Updated on: Monday, August 09, 2010
The State Institute of Educational Technology (SIET) will soon make available to all government higher secondary schools in Kerala, a package of video CDs designed to train students to crack the entrance examinations for engineering and medical courses.
For starters the SIET will supply its ‘Entrance Top Winner’ package, already in the market, to the schools. The ‘top winner’ has 20 CDs-each of one hour duration-for the medical entrance and 25 Cds for the engineering entrance. This will soon be scaled up to 50-hours each for engineering and medicine, the SIET director Babu Sebastian told The Hindu. Each CD will cost schools Rs. 30.
The State-wide inauguration of the scheme to supply entrance CDs to higher secondary schools will be done on August 14 at the Nattikam constituency where the local MLA T.N. Prathapan released money from his local area development fund for the project. The scheme will be implemented in Aroor and Kaduthuruthi constituencies too in August. “In a matter of months we hope to make available the CDs to all higher secondary schools in the State with monetary support from MLAs,” Mr. Sebastian said.
The CDs will contain the solved question papers of the engineering and medical entrance examinations from 2003 onwards. Expert teachers will explain to the students why four out of the five choices given as answers to a question were wrong. This is expected to help students grasp how to approach different types of questions and to quickly spot the correct answer from among the five choices given in the question paper.

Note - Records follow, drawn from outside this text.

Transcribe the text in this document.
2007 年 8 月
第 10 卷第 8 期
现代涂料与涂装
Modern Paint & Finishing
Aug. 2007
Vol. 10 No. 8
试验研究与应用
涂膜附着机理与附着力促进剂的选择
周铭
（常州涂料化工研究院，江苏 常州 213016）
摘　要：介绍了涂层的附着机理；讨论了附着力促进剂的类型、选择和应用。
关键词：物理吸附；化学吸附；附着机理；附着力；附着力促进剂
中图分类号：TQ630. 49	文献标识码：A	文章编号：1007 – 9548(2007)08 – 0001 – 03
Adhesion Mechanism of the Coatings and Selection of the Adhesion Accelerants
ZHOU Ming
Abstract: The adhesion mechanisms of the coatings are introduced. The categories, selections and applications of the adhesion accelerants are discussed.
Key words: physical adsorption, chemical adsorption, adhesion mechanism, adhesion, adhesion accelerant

In addition to this the CDs will also have teachers explaining key concepts from all the subjects and model test papers. The idea is to get students to work out the maximum possible number of questions in each subject. Some of these tests will be ‘timed’ events so that students can get a feel of solving problems in a limited amount of time.
The SIET is in the process of training teachers to use the CDs in class. The plan is to set apart two hours a day - 9 a.m. to 10 .m. and 4 p.m. to 5 p.m.- to screen the CDs in classes. This would be done during holidays too, except on Sundays and on religious holidays.

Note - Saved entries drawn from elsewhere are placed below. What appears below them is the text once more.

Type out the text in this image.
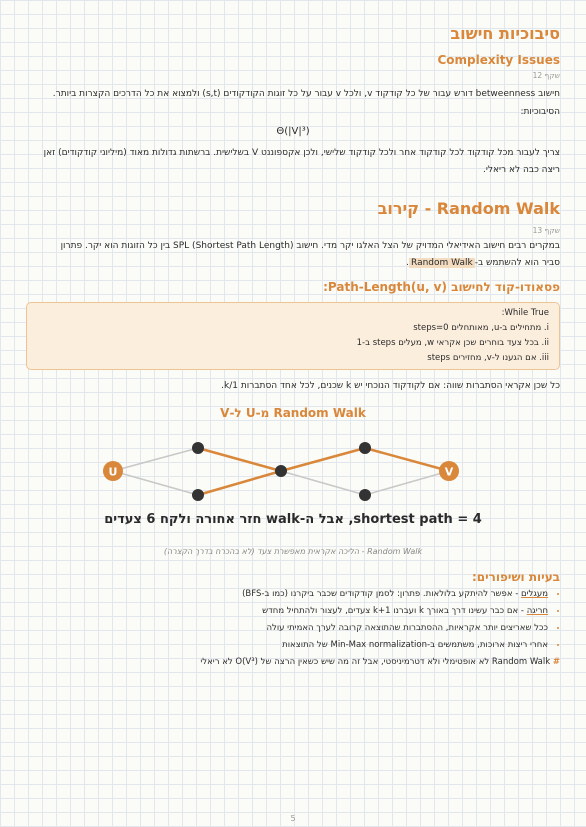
סיבוכיות חישוב
Complexity Issues
שקף 12
חישוב betweenness דורש עבור של כל קודקוד v, ולכל v עבור על כל זוגות הקודקודים (s,t) ולמצוא את כל הדרכים הקצרות ביותר.
הסיבוכיות:
Θ(|V|³)
צריך לעבור מכל קודקוד לכל קודקוד אחר ולכל קודקוד שלישי, ולכן אקספוננט V בשלישית. ברשתות גדולות מאוד (מיליוני קודקודים) זאן
ריצה כבה לא ריאלי.
Random Walk - קירוב
שקף 13
במקרים רבים חישוב האידיאלי המדויק של הצל האלגו יקר מדי. חישוב SPL (Shortest Path Length) בין כל הזוגות הוא יקר. פתרון
סביר הוא להשתמש ב-Random Walk.
פסאודו-קוד לחישוב Path-Length(u, v):
While True:
i. מתחילים ב-u, מאותחלים steps=0
ii. בכל צעד בוחרים שכן אקראי w, מעלים steps ב-1
iii. אם הגענו ל-v, מחזירים steps
כל שכן אקראי הסתברות שווה: אם לקודקוד הנוכחי יש k שכנים, לכל אחד הסתברות 1/k.
Random Walk מ-U ל-V
U	V
shortest path = 4, אבל ה-walk חזר אחורה ולקח 6 צעדים
Random Walk - הליכה אקראית מאפשרת צעד (לא בהכרח בדרך הקצרה)
בעיות ושיפורים:
• מעגלים - אפשר להיתקע בלולאות. פתרון: לסמן קודקודים שכבר ביקרנו (כמו ב-BFS)
• חריגה - אם כבר עשינו דרך באורך k ועברנו k+1 צעדים, לעצור ולהתחיל מחדש
• ככל שאריצים יותר אקראיות, ההסתברות שהתוצאה קרובה לערך האמיתי עולה
• אחרי ריצות ארוכות, משתמשים ב-Min-Max normalization של התוצאות
# Random Walk לא אופטימלי ולא דטרמיניסטי, אבל זה מה שיש כשאין הרצה של O(V³) לא ריאלי
5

“Our scheme will benefit students in more ways than one. Even as they get hours of practise on the entrance-like multiple choice questions, they also get to repeatedly learn the key concepts in Maths, Physics, Chemistry and Biology. This will help them understand the subject better and score higher grades in the higher secondary examination itself. That, in turn, will stand them in good stead when the entrance rank list is prepared by giving a 50:50 weightage to marks scored in the higher secondary and marks in the entrance examinations,” Mr. Sebastian explained.
Once the scheme is rolled out, individual students too can purchase the entrance CDs at Rs. 30 a piece. This will work out to Rs. 3,000 for both the engineering and medical packages.